In an ideal world, we’d all have perfect resumes filled with relevant experience and many years of continuous (and impressive) experience. As it happens, many of us do have gaps in our resumes; perhaps we took time off work to go back to school, raise a family or care for a sick relative, or maybe we were laid off due to circumstances beyond our control.
However, resume gaps aren’t the end of the world. With a little ingenuity and the ability to reframe your professional experience, you too can communicate to potential employers your value as an employee. Here’s how:
Don’t Freak Out
In the aftermath of the recession, many of us are worried--perhaps excessively so--about how our resumes appear to prospective employers. Rather than spending time and energy thinking about what’s wrong with your resume, bolster your confidence by focusing on your applicable experience and what you can offer employers. Approaching your job hunt with a positive mindset will come through in your business-related communications.
Highlight Volunteer Experience
True, you may not have spent the last year (or two) in a formal project-management role, but maybe you’ve completed related duties in a volunteer setting. Have you led a committee for a club or organization you belong to? Have you donated your time and services to your child’s school? Volunteer experience is valuable not only in that it allows you to contribute to your community, but in that it shows your ongoing dedication to your vocation. In his piece for The Ladders, Marc Cenedella writes that job seekers should include volunteer experience on their resumes because this experience “entail[s] the same skill sets you used in business.”
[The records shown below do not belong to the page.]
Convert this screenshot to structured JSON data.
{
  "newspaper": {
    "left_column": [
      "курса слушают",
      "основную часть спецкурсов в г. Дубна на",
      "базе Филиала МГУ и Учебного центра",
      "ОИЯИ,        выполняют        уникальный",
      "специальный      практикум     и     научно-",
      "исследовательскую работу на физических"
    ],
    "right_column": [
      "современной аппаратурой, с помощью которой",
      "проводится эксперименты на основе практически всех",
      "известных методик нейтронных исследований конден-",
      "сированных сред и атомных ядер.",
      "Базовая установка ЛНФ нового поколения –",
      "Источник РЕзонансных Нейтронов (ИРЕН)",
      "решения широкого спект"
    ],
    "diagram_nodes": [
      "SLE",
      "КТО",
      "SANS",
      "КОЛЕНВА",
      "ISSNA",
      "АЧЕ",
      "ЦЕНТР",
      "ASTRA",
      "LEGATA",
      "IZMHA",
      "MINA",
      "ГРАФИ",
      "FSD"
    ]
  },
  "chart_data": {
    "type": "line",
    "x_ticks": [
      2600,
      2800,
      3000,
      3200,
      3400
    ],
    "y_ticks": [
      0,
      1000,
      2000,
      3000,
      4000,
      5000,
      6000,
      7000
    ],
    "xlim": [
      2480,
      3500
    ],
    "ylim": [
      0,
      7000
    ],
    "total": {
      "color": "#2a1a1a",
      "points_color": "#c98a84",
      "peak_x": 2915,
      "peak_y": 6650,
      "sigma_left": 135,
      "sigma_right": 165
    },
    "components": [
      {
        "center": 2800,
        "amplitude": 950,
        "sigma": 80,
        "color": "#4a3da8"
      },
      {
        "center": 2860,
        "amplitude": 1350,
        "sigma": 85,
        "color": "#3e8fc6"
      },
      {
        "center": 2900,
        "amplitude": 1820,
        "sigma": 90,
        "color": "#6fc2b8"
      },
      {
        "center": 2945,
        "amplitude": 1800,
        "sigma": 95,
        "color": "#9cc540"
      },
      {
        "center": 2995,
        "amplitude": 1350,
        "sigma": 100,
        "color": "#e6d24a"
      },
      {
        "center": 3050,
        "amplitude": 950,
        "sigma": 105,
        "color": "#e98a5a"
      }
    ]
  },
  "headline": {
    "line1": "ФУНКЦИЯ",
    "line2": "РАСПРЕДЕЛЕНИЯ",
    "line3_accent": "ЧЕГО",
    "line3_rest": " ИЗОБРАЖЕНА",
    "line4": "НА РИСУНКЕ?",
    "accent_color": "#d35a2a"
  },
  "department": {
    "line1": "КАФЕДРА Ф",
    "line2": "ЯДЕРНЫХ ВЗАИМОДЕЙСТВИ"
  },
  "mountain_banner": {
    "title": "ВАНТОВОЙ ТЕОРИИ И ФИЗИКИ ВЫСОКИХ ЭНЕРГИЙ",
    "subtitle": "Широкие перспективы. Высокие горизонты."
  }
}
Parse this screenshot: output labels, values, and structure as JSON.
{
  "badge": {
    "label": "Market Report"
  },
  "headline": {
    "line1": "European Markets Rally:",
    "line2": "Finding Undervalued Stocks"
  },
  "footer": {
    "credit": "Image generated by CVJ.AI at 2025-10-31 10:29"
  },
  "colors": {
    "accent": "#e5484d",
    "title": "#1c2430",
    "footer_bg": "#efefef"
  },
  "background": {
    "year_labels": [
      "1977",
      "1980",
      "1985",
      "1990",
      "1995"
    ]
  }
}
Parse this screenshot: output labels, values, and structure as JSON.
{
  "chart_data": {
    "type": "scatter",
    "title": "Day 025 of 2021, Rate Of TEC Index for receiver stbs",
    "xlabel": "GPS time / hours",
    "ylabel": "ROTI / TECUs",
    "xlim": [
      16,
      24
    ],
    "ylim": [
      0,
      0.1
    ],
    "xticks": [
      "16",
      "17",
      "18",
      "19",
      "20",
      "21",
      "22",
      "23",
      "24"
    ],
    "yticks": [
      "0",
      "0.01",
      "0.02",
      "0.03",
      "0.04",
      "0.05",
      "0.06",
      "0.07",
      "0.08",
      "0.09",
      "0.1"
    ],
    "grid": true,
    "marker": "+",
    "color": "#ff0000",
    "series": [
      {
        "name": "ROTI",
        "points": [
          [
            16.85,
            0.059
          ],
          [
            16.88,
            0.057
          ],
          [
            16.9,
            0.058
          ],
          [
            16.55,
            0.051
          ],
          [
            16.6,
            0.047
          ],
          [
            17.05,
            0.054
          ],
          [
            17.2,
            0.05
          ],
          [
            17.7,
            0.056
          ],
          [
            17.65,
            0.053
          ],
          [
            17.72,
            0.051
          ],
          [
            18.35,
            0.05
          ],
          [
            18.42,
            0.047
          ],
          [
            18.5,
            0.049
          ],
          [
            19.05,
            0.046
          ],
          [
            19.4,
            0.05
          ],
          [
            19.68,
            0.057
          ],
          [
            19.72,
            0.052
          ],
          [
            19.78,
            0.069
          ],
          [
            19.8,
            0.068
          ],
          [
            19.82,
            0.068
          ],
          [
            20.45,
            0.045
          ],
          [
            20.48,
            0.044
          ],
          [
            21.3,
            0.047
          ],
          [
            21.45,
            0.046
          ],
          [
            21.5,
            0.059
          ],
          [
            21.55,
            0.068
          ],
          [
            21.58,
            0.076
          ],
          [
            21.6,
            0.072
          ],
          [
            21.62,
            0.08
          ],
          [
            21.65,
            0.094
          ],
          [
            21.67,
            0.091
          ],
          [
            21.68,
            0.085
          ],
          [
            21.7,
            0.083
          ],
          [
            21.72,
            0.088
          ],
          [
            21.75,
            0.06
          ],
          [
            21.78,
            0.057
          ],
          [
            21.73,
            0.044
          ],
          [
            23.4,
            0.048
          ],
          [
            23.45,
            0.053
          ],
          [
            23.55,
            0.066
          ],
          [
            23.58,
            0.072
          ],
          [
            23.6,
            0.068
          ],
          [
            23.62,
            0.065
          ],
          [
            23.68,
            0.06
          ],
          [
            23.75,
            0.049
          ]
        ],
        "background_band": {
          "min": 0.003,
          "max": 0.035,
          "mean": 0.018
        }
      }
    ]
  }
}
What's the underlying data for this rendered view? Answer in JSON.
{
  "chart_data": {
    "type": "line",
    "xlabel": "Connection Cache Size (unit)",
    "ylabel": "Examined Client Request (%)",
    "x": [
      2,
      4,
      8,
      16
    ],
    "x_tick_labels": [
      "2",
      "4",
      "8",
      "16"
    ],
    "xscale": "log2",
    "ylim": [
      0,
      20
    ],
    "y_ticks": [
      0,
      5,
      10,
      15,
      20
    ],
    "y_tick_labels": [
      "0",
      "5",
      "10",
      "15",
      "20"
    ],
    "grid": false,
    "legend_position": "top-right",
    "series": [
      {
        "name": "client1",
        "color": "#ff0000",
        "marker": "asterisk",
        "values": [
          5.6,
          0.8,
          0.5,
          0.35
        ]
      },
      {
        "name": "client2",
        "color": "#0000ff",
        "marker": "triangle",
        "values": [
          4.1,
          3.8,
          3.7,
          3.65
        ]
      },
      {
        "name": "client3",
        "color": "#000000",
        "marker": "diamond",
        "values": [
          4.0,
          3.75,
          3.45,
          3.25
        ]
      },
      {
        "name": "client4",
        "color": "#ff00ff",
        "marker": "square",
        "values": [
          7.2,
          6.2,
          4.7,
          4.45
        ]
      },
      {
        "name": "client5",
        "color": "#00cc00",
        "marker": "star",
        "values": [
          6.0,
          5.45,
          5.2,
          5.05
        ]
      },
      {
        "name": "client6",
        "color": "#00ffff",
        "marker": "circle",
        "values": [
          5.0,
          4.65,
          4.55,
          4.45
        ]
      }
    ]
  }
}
Focus on Your Skills, Not Your Time Away
Employment gaps are less apparent if you put more emphasis on other parts of your resume, including your knowledge, skills and qualifications. Kim Isaacs, a Monster.com resume expert, suggests starting with an Objective Statement to “summarize your goal as well as your top qualifications. This will draw attention to your selling points and downplay your work chronology.”
Your resume isn’t all potential employers consider when assessing your employability. The cover letter is a powerful tool for communicating your skills, career goals and attitude. According to write.com, crafting a positive cover letter can work to your advantage. Instead of focusing on what you haven’t done, write.com advises that you “talk about what you have done in your life to stay ready to work, and how your experiences have prepared you for the position to which you are applying.”
By following these tips, you’ll not only gain a new perspective on your job hunt: you’ll increase your marketability as well!